Businesses feel the heat with energy performance certificates
Businesses must act now to get an Energy Performance Certificate (EPC) for their building despite the deadline extension, say legal experts.
The EPC gives buildings a ‘fridge rating’, graded A-G, showing their energy efficiency.
The original deadline was 1st October but a shortage of qualified Commercial Energy Assessors (CEA) means businesses now have until 1st January to obtain the certificate, unless the building is sold or rented before this date.
However, lawyers are urging businesses not to delay as the certificates can take weeks to organise.
Calire Egerton, partner at law firm Lewis Hymanson Small, said:
“Businesses may be tempted to delay arranging an EPC due to the extended deadline but this is a mistake.
The low number of assessors means there are long waiting lists for assessments.
Too many business owners don’t realise they are far more time and labour intensive than residential certificates.”

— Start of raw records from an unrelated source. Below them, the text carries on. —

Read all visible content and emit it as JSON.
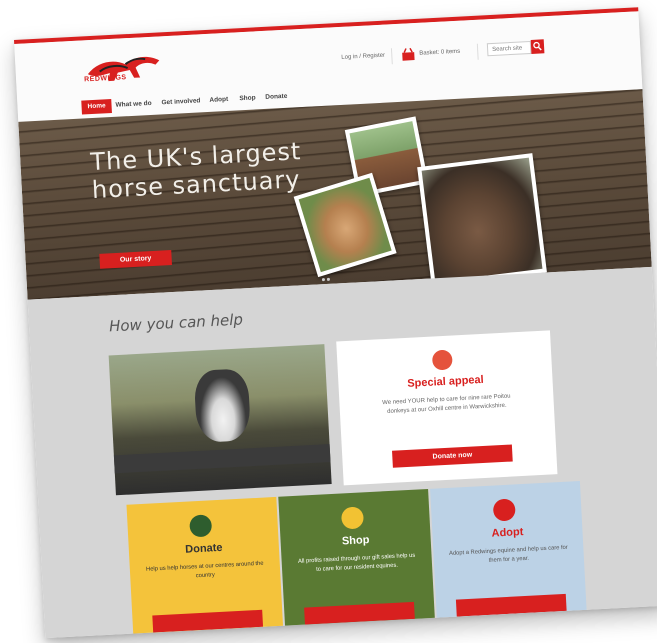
{
  "brand": {
    "logo_text": "REDWINGS",
    "accent": "#d8201f"
  },
  "header": {
    "login_text": "Log in / Register",
    "basket_text": "Basket: 0 items",
    "search_placeholder": "Search site"
  },
  "nav": {
    "items": [
      "Home",
      "What we do",
      "Get involved",
      "Adopt",
      "Shop",
      "Donate"
    ]
  },
  "hero": {
    "title_line1": "The UK's largest",
    "title_line2": "horse sanctuary",
    "button_label": "Our story"
  },
  "help": {
    "title": "How you can help",
    "appeal": {
      "title": "Special appeal",
      "body": "We need YOUR help to care for nine rare Poitou donkeys at our Oxhill centre in Warwickshire.",
      "button_label": "Donate now"
    },
    "cards": [
      {
        "title": "Donate",
        "body": "Help us help horses at our centres around the country",
        "icon": "euro-icon"
      },
      {
        "title": "Shop",
        "body": "All profits raised through our gift sales help us to care for our resident equines.",
        "icon": "basket-icon"
      },
      {
        "title": "Adopt",
        "body": "Adopt a Redwings equine and help us care for them for a year.",
        "icon": "heart-icon"
      }
    ]
  }
}
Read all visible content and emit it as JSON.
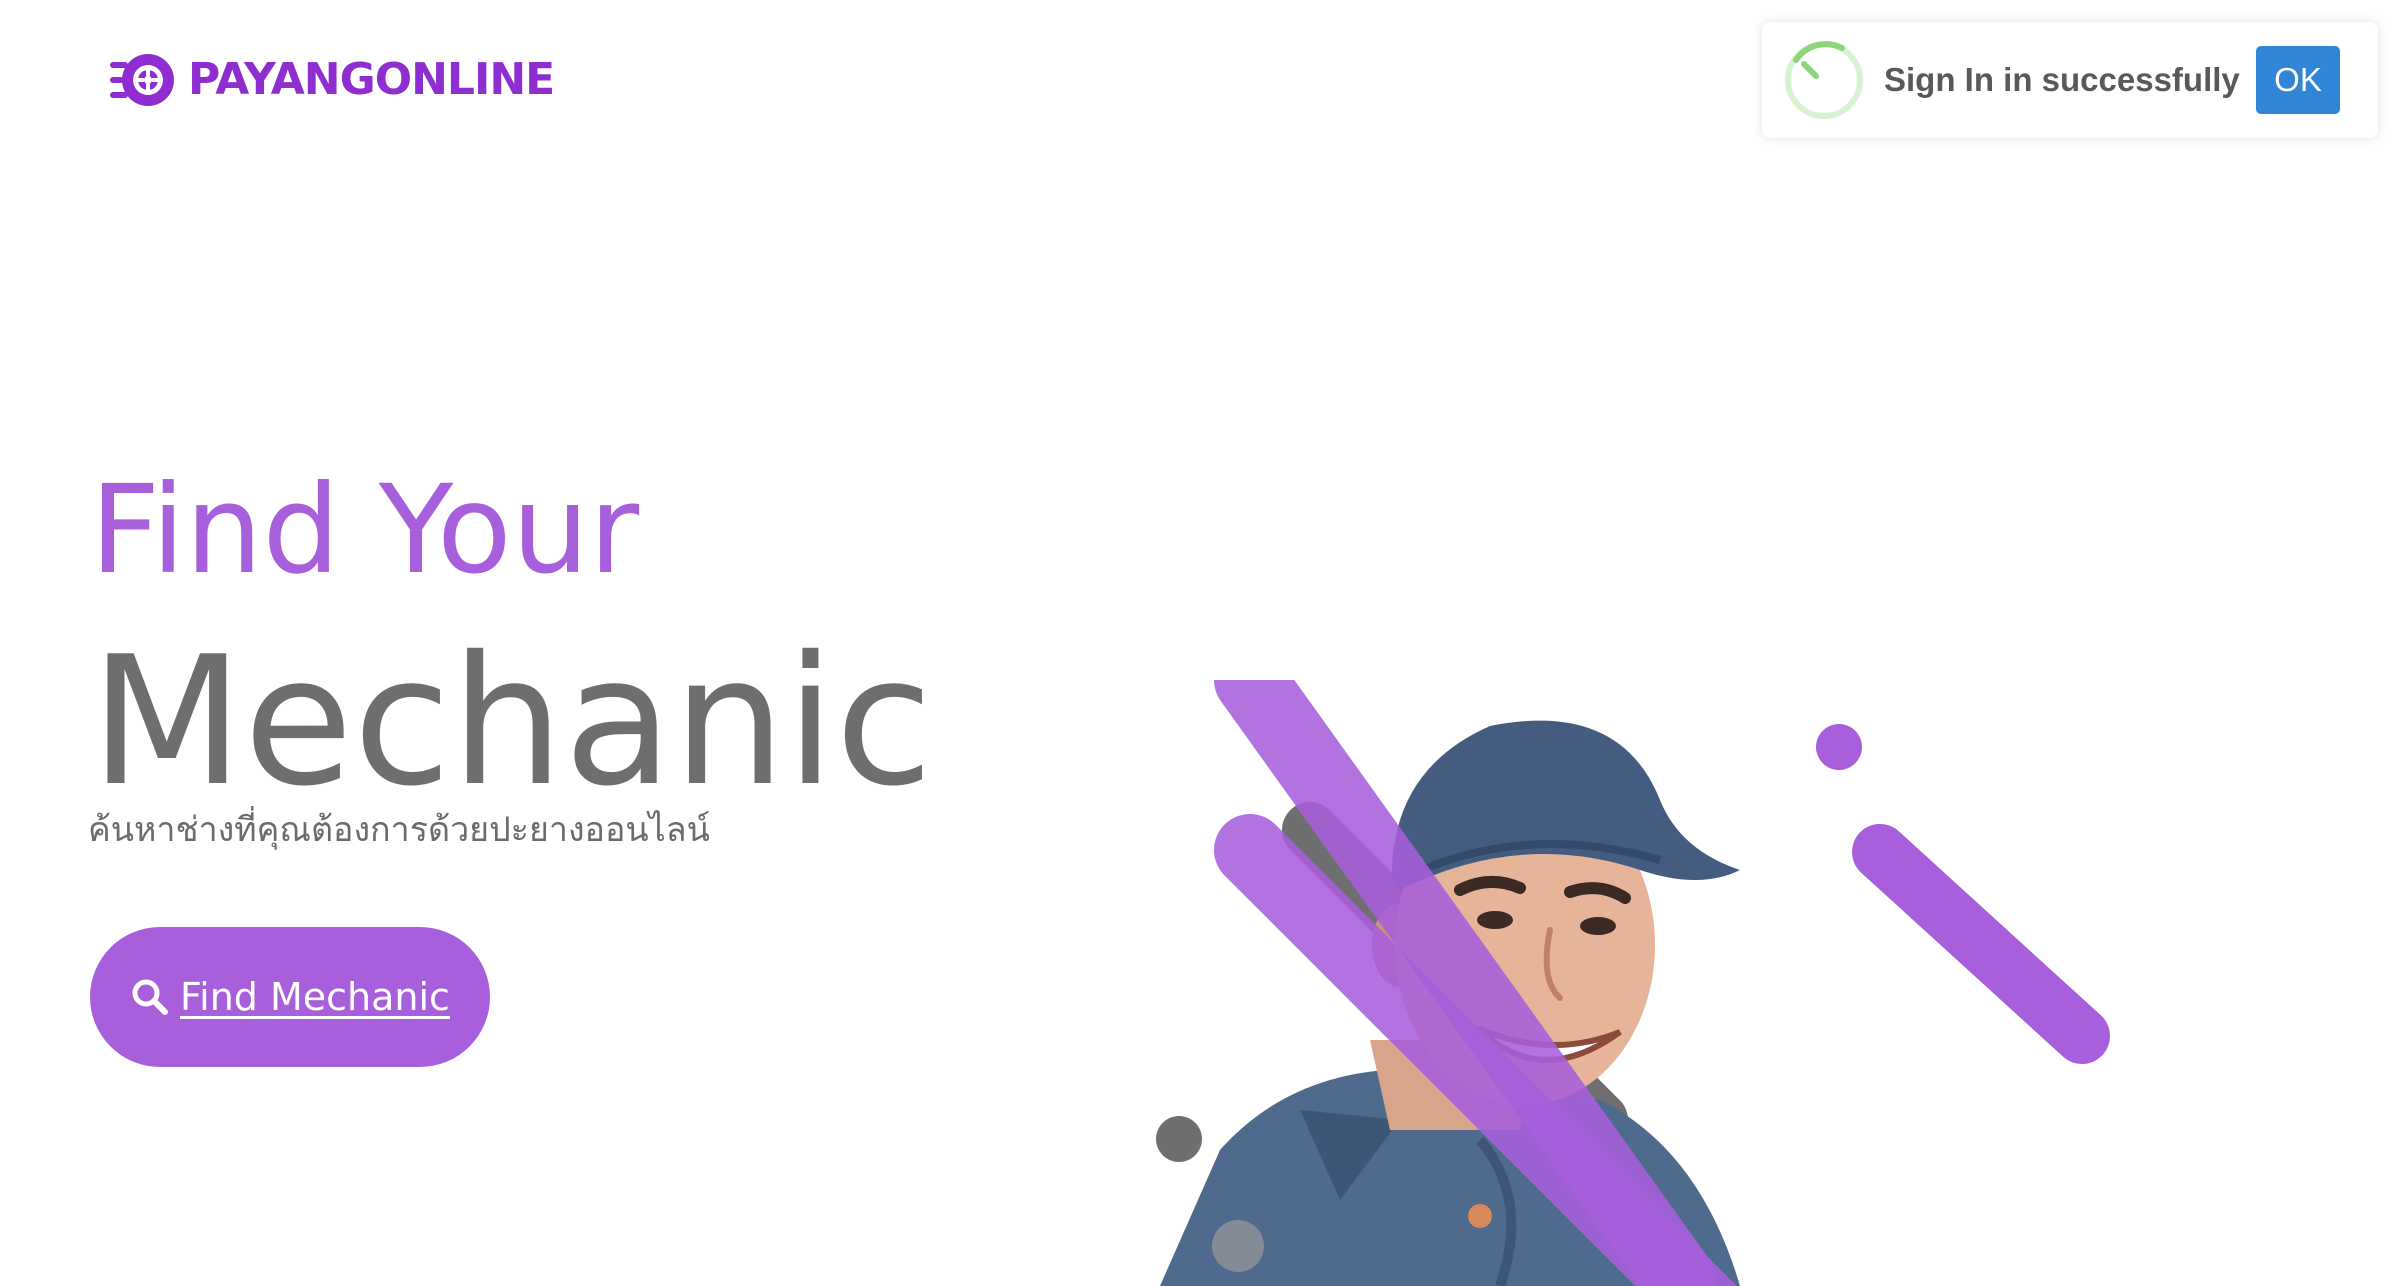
{
  "brand": {
    "name": "PAYANGONLINE",
    "color": "#8e2ed0"
  },
  "toast": {
    "message": "Sign In in successfully",
    "ok_label": "OK",
    "icon": "success-ring-icon"
  },
  "hero": {
    "title_line1": "Find Your",
    "title_line2": "Mechanic",
    "subtitle": "ค้นหาช่างที่คุณต้องการด้วยปะยางออนไลน์",
    "button_label": "Find Mechanic",
    "button_icon": "search-icon"
  },
  "colors": {
    "accent": "#a85fdc",
    "ok_button": "#3085d6",
    "title_gray": "#6e6e6e"
  }
}
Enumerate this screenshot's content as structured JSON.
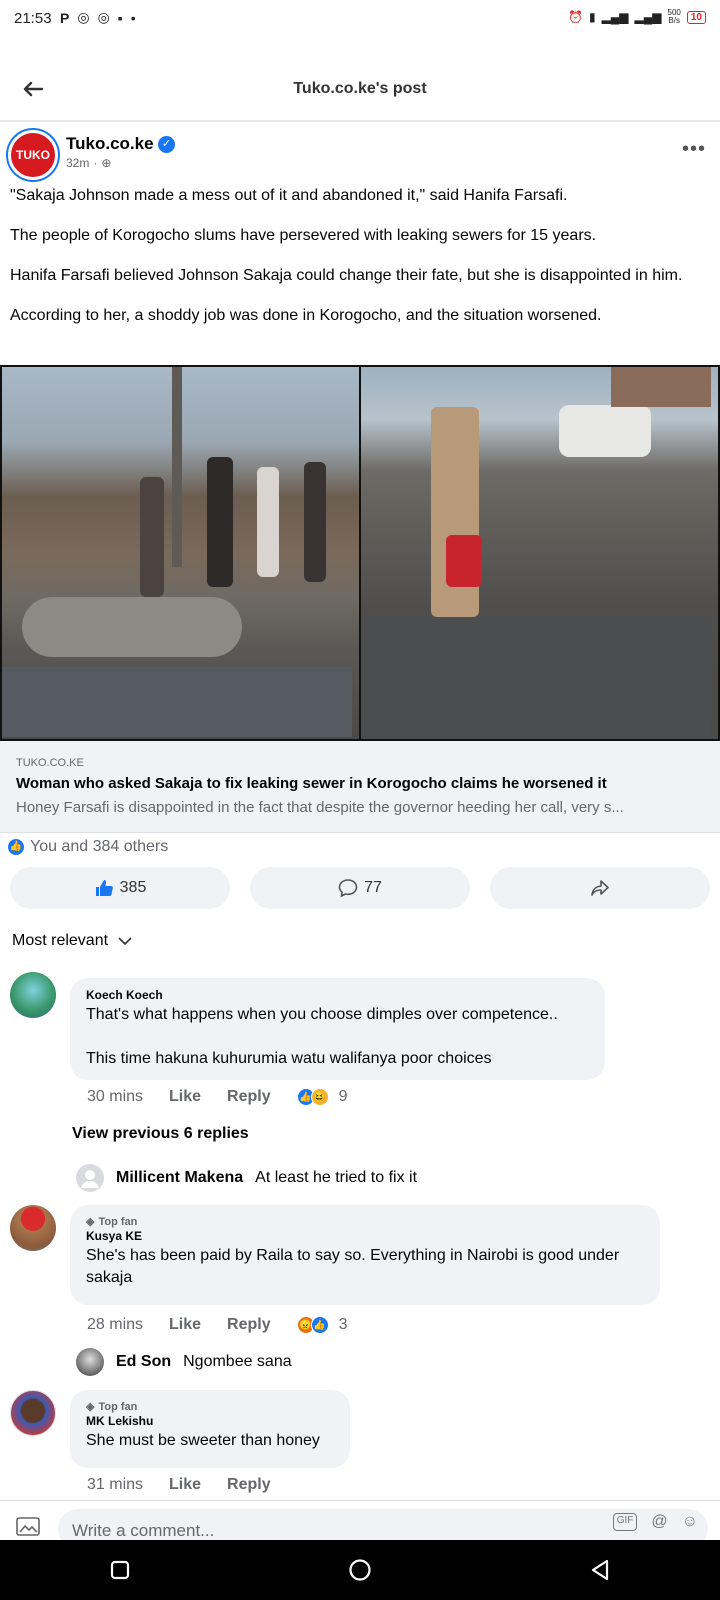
{
  "status_bar": {
    "time": "21:53",
    "speed_top": "500",
    "speed_unit": "B/s",
    "battery": "10"
  },
  "header": {
    "title": "Tuko.co.ke's post"
  },
  "post": {
    "avatar_text": "TUKO",
    "page_name": "Tuko.co.ke",
    "time": "32m",
    "paragraphs": [
      "\"Sakaja Johnson made a mess out of it and abandoned it,\" said Hanifa Farsafi.",
      "The people of Korogocho slums have persevered with leaking sewers for 15 years.",
      "Hanifa Farsafi believed Johnson Sakaja could change their fate, but she is disappointed in him.",
      "According to her, a shoddy job was done in Korogocho, and the situation worsened."
    ]
  },
  "link": {
    "domain": "TUKO.CO.KE",
    "title": "Woman who asked Sakaja to fix leaking sewer in Korogocho claims he worsened it",
    "description": "Honey Farsafi is disappointed in the fact that despite the governor heeding her call, very s..."
  },
  "reactions": {
    "summary": "You and 384 others",
    "likes": "385",
    "comments": "77"
  },
  "sort": {
    "label": "Most relevant"
  },
  "comments": [
    {
      "author": "Koech Koech",
      "text_line1": "That's what happens when you choose dimples over competence..",
      "text_line2": "This time hakuna kuhurumia watu walifanya poor choices",
      "time": "30 mins",
      "like": "Like",
      "reply": "Reply",
      "reaction_count": "9"
    },
    {
      "badge": "Top fan",
      "author": "Kusya KE",
      "text": "She's has been paid by Raila to say so. Everything in Nairobi is good under sakaja",
      "time": "28 mins",
      "like": "Like",
      "reply": "Reply",
      "reaction_count": "3"
    },
    {
      "badge": "Top fan",
      "author": "MK Lekishu",
      "text": "She must be sweeter than honey",
      "time": "31 mins",
      "like": "Like",
      "reply": "Reply"
    }
  ],
  "view_replies": "View previous 6 replies",
  "replies": [
    {
      "name": "Millicent Makena",
      "text": "At least he tried to fix it"
    },
    {
      "name": "Ed Son",
      "text": "Ngombee sana"
    }
  ],
  "composer": {
    "placeholder": "Write a comment..."
  },
  "colors": {
    "brand_blue": "#1877f2",
    "tuko_red": "#d71920",
    "bubble_bg": "#f0f2f5"
  }
}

Nick Trowell, head of real estate at law firm Heatons LLP said:
“The onus is on the owner or lease holder of the property to meet the criteria of this new law and have all the documentation in place. There is no excuse for claiming ignorance as organisations need evidence to prove their energy saving credentials.
“Businesses also need to think about the potential damage to the value of a building if they don’t prepare their documentation in time. Failure to provide a valid EPC will not only damage their green credentials and risk negative publicity, but will hit the bank balance hard.”
Valid for ten years, an EPC must be produced when a building is to be sold or rented out and it should be supported by a report recommending how energy efficiency might be improved.
Businesses risk facing a financial penalty if they do not get a certificate. In most cases the fine will be 12.5 per cent of the rateable value of the building, with a minimum penalty of £500 and a maximum of £5,000.
“In the future it is possible that buildings with a poor energy rating may suffer a reduction in value or be subject to an increase in business rates, in addition to the higher energy costs of running the building. It is also possible that the implementation of energy saving recommendations may become compulsory.
“Buyers should take careful account of the energy performance rating of any building and any energy saving recommendations when thinking about investing,” Trowell added.